Not so long ago, English-speaking philosophers treated German philosophy between Kant and Hegel in the manner of media executives flying between New York City and Los Angeles. They knew that there were a lot of people down there, but only the big names at either end were important enough to bother about. Among those who were passed over along the way was Johann Gottlieb Fichte—something that would certainly have astonished the self-confident Fichte himself.
More recently, though, there has been a revival of interest in Fichte’s thought. His ambitious account of the structures of the self has been treated more respectfully than it would have been when “consciousness” was a word not to be used in polite philosophical company. Other commentators have noticed that the conception of rational agency that nowadays attracts so many moral philosophers to Kant is basic to Fichte’s writings on ethics. To this revival we can add Isaac Nakhimovsky’s The Closed Commercial State, a learned and highly original exploration of a short work on politics that even Fichte’s admirers have mainly overlooked.
Nakhimovsky is currently a research fellow of Emmanuel College, Cambridge, and his book is written in the tradition of what has come to be known as the Cambridge School, a group of historians of political thought that traces its descent from some methodological writings published by Quentin Skinner and J.G.A. Pocock in the 1960s. The goal of the Cambridge School is to treat works of political philosophy as historically specific interventions within contested relationships of discursive power—or to put it more simply, to look at texts in context. To present philosophy in this way isn’t, obviously, very flattering to the self-image of philosophers, who prefer to think of themselves as being above mundane concerns, their eyes fixed on the distant horizon of timeless truth. Still, the Cambridge approach has proved to be very fruitful, especially when applied to writers like Thomas Hobbes and John Locke, who stood so close to the momentous political events of England in the seventeenth century. Fichte, too, wrote in an age of great political turmoil: the French Revolution and the Napoleonic wars.

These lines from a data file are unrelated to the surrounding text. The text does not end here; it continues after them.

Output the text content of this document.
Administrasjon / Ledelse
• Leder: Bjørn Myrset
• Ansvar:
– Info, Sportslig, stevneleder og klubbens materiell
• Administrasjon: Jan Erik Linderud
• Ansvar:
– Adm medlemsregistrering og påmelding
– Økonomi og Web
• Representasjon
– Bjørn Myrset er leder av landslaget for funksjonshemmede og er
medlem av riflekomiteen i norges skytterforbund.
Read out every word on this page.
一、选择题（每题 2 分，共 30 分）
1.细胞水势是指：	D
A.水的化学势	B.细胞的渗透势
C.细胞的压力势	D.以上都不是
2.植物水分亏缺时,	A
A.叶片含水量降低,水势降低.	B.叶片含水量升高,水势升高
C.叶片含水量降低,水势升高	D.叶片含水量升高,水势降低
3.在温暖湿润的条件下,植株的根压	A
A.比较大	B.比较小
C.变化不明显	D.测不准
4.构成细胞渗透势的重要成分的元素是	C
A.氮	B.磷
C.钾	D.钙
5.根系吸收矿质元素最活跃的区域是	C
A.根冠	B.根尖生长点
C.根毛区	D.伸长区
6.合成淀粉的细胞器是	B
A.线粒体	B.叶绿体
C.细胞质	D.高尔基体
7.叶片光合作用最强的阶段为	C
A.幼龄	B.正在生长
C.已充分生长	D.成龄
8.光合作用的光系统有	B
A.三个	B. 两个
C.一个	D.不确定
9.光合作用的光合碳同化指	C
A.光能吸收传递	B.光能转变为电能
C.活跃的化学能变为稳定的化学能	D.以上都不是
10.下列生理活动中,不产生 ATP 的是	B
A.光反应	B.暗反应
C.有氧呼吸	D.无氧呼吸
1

Fichte was born in 1762 in Rammenau, a small village near Dresden. Legend has it that Rammenau had a pastor who was a fine preacher and that one day a local aristocrat, Baron von Miltitz, came to the village to hear him. Von Miltitz arrived too late for the service, but the villagers called upon the young Fichte—he was about 9 at the time and working as a goose boy—to recite the sermon from memory. Whether or not the story is true, Fichte certainly did come under the protection of the baron, who paid for his schooling at the famous Schulpforta (later to count Friedrich Nietzsche among its pupils). He also supported Fichte’s university studies, with the idea that Fichte should enter the priesthood. But Fichte was a less than devoted student who often drank beyond the needs of thirst, as one of his biographers charmingly puts it. After the baron’s death, his widow lost patience, and Fichte found himself, as many young men did in those days, working as a household tutor.